Diehl is one of my favorite pianists right now. He has a quality to his playing, both behind singer Cécile McLorin Salvant and as a leader, that I can only describe as “urbane”; he’s deeply engaged with jazz history, not only with Salvant (who unearths long-forgotten but amazing songs from the first half of the 20th century and imbues them with new life and power) but in his work on projects led by trombonist Wycliffe Gordon — tributes to Louis Armstrong and Duke Ellington — and on Branford Marsalis’s soundtrack to the 2020 Netflix movie Ma Rainey’s Black Bottom. On his own albums, he mixes his own tunes with standards and pieces by Prokofiev and Philip Glass. Brewer is a journeyman bassist who can deliver exactly what’s needed in basically any context; he has a deep melodic sense but also a perfect instinct for when to lay back and support Diehl. And Sorey, the leader in the sense that he put this trio together and likely chose all the material, plays a traditional jazz drummer’s role here. He’s never dominant — indeed, he often disappears entirely, letting Diehl float in midair, and sometimes he just plays brushes with incredible gentleness.

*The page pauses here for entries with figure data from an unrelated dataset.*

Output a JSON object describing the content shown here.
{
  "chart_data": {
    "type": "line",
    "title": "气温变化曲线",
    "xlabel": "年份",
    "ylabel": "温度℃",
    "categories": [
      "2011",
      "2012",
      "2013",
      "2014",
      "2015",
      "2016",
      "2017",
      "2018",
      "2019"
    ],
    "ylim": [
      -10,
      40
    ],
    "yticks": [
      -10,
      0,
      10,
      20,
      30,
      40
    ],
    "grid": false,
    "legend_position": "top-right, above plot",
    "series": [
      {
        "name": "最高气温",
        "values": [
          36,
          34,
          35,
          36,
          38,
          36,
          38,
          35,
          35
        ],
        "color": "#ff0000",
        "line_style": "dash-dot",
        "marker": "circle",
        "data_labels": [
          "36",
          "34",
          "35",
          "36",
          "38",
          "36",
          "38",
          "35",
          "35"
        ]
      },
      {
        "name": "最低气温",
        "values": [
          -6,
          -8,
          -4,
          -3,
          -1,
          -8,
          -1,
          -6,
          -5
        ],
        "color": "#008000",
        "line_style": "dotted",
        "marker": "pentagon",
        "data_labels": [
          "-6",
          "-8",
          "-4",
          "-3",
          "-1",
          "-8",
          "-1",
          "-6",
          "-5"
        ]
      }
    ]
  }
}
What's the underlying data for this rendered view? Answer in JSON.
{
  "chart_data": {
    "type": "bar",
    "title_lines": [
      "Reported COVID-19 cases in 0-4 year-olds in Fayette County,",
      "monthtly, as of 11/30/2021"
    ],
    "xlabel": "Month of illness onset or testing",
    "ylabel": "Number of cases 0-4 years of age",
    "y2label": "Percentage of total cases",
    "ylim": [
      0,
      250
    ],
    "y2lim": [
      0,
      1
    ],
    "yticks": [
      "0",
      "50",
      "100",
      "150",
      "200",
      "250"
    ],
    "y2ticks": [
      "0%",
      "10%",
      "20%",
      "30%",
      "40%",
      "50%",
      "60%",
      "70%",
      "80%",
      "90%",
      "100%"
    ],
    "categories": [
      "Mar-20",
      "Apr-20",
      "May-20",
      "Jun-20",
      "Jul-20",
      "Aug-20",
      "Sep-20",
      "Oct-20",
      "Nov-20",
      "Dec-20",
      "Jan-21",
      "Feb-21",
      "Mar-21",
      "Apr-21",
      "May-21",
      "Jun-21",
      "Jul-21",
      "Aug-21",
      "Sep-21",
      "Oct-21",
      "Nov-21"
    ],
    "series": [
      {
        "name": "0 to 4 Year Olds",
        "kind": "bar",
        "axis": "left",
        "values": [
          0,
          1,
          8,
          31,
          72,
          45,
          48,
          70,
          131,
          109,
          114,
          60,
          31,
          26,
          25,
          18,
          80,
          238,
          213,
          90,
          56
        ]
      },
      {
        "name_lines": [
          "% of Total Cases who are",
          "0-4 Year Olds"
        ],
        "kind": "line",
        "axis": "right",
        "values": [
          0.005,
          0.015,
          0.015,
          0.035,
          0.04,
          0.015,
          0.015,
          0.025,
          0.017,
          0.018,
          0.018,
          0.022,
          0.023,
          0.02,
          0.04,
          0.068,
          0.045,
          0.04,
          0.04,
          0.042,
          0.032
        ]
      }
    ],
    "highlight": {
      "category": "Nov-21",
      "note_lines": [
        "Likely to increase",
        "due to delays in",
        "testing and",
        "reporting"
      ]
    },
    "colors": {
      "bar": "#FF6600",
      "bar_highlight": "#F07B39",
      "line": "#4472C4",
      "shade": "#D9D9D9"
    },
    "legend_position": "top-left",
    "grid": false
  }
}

The opening version of Silver’s “Enchantment” lets you know exactly what to expect; it begins with Diehl alone, striking chords and extrapolating softly, but when the bassist and drummer come in behind him, the groove is instantly present, swinging hard in a way that lets you know just how steeped Sorey is in Western musical history — there’s hip-hop and funk and swing and even some rock in his playing, but he makes it all work as jazz. This is a beautiful record, one to be absorbed at leisure and at length. (From Mesmerism, out now via 7yeros Music.)